When a Kubernetes cluster creates a new deployment, or updates an existing deployment, it typically needs to pull an image. This is done by the kubelet process on each worker node. For the kubelet to successfully pull the images, they need to be accessible from all nodes in the cluster that match the scheduling request.

So what are these errors?

  • The ImagePullBackOff error occurs when the image path is incorrect, the network fails, or the kubelet does not succeed in authenticating with the container registry.
  • Kubernetes initially throws the ErrImagePull error, and then after retrying a few times, “pulls back” and schedules another download attempt. For each unsuccessful attempt, the delay increases exponentially, up to a maximum of 5 minutes.

This is part of a series of articles about Kubernetes troubleshooting.
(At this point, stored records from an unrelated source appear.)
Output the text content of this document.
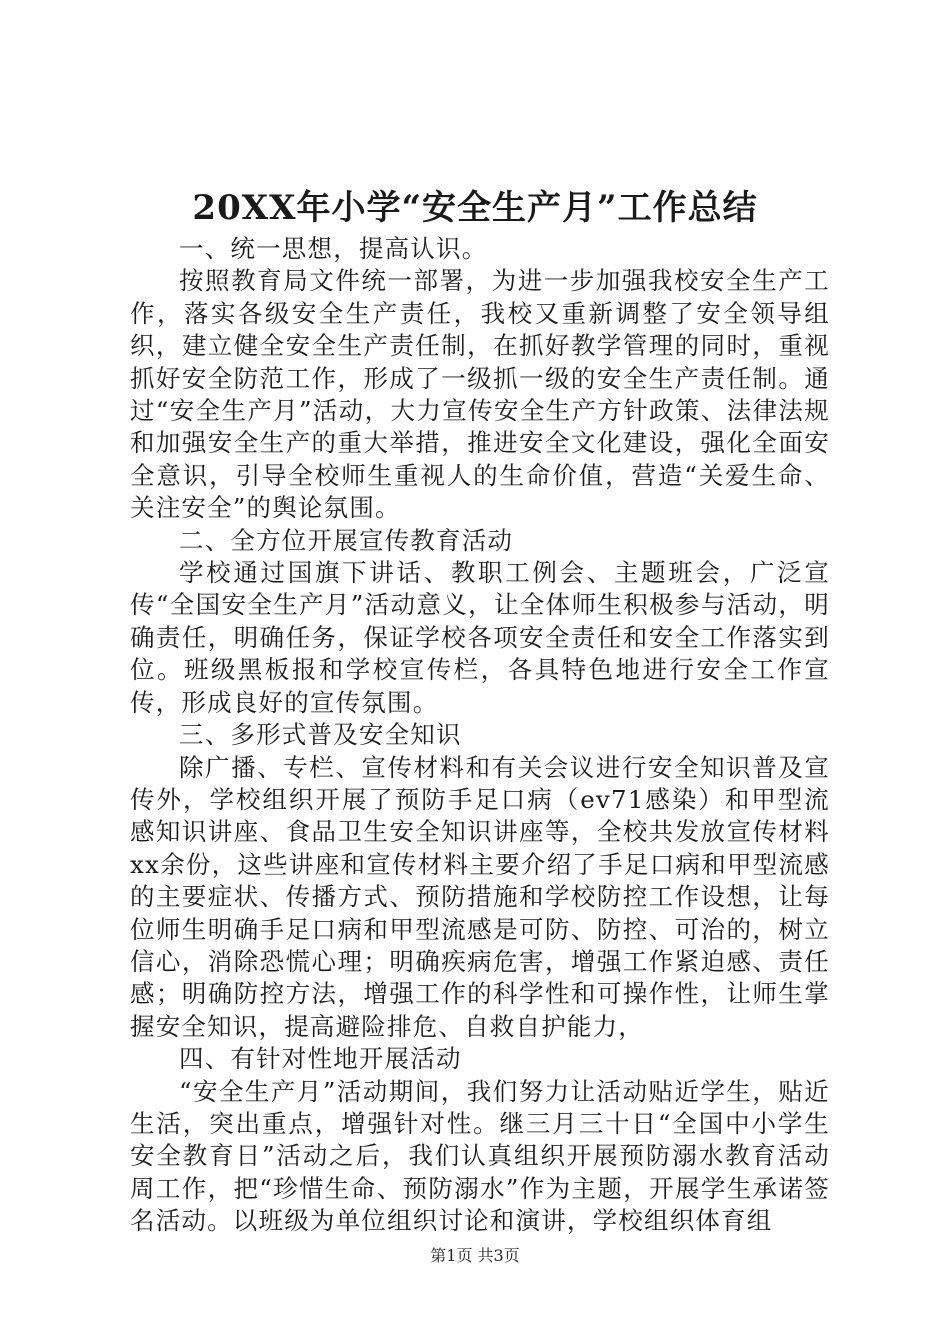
20XX年小学“安全生产月”工作总结

一、统一思想，提高认识。

按照教育局文件统一部署，为进一步加强我校安全生产工作，落实各级安全生产责任，我校又重新调整了安全领导组织，建立健全安全生产责任制，在抓好教学管理的同时，重视抓好安全防范工作，形成了一级抓一级的安全生产责任制。通过“安全生产月”活动，大力宣传安全生产方针政策、法律法规和加强安全生产的重大举措，推进安全文化建设，强化全面安全意识，引导全校师生重视人的生命价值，营造“关爱生命、关注安全”的舆论氛围。

二、全方位开展宣传教育活动

学校通过国旗下讲话、教职工例会、主题班会，广泛宣传“全国安全生产月”活动意义，让全体师生积极参与活动，明确责任，明确任务，保证学校各项安全责任和安全工作落实到位。班级黑板报和学校宣传栏，各具特色地进行安全工作宣传，形成良好的宣传氛围。

三、多形式普及安全知识

除广播、专栏、宣传材料和有关会议进行安全知识普及宣传外，学校组织开展了预防手足口病（ev71感染）和甲型流感知识讲座、食品卫生安全知识讲座等，全校共发放宣传材料xx余份，这些讲座和宣传材料主要介绍了手足口病和甲型流感的主要症状、传播方式、预防措施和学校防控工作设想，让每位师生明确手足口病和甲型流感是可防、防控、可治的，树立信心，消除恐慌心理；明确疾病危害，增强工作紧迫感、责任感；明确防控方法，增强工作的科学性和可操作性，让师生掌握安全知识，提高避险排危、自救自护能力，

四、有针对性地开展活动

“安全生产月”活动期间，我们努力让活动贴近学生，贴近生活，突出重点，增强针对性。继三月三十日“全国中小学生安全教育日”活动之后，我们认真组织开展预防溺水教育活动周工作，把“珍惜生命、预防溺水”作为主题，开展学生承诺签名活动。以班级为单位组织讨论和演讲，学校组织体育组

第1页 共3页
How Does Kubernetes Work with Container Images?

A container image includes the binary data of an application and its software dependencies. This executable software bundle can run independently and makes well-defined assumptions about its runtime environment. You can create an application’s container image and push it to a registry before you refer to it in a pod.
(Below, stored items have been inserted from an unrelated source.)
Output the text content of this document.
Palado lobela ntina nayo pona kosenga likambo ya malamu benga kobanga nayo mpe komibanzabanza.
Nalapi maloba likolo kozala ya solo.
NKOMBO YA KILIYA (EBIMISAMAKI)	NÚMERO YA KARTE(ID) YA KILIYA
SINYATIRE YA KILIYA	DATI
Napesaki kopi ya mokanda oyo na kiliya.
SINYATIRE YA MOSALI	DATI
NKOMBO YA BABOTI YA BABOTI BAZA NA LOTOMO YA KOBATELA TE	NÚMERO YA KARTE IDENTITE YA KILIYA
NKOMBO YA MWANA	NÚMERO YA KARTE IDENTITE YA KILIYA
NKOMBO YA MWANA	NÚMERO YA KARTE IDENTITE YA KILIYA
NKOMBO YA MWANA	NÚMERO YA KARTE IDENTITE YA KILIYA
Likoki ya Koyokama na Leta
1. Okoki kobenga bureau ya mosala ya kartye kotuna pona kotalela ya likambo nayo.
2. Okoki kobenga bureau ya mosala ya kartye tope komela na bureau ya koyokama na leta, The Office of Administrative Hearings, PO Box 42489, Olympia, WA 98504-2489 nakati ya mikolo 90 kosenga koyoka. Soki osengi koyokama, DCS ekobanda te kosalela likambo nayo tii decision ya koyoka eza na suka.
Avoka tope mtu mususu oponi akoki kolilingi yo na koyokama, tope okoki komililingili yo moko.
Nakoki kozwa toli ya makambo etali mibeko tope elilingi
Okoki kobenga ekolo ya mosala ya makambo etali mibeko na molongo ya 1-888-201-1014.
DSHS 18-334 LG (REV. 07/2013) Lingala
A new container image typically has a descriptive name like kube-apiserver or pause. It can also include a registry hostname, such as test.registry.sample/imagename, and a port number, such as test.registry.sample:10553/imagename. Note that when you do not specify a registry hostname, Kubernetes assumes you refer to the Docker public registry.

After naming the image, you can add a tag to identify different versions of the same series of images.

expert-icon-header

Tips from the expert

Itiel Shwartz

Co-Founder & CTO

Itiel is the CTO and co-founder of Komodor. He’s a big believer in dev empowerment and moving fast, has worked at eBay, Forter and Rookout (as the founding engineer). Itiel is a backend and infra developer turned “DevOps”, an avid public speaker that loves talking about things such as cloud infrastructure, Kubernetes, Python, observability, and R&D culture.

In my experience, here are tips that can help you better manage and resolve ErrImagePull and ImagePullBackOff errors in Kubernetes:

Specify image digests

Use image digests instead of tags to ensure consistency and avoid issues with tag changes.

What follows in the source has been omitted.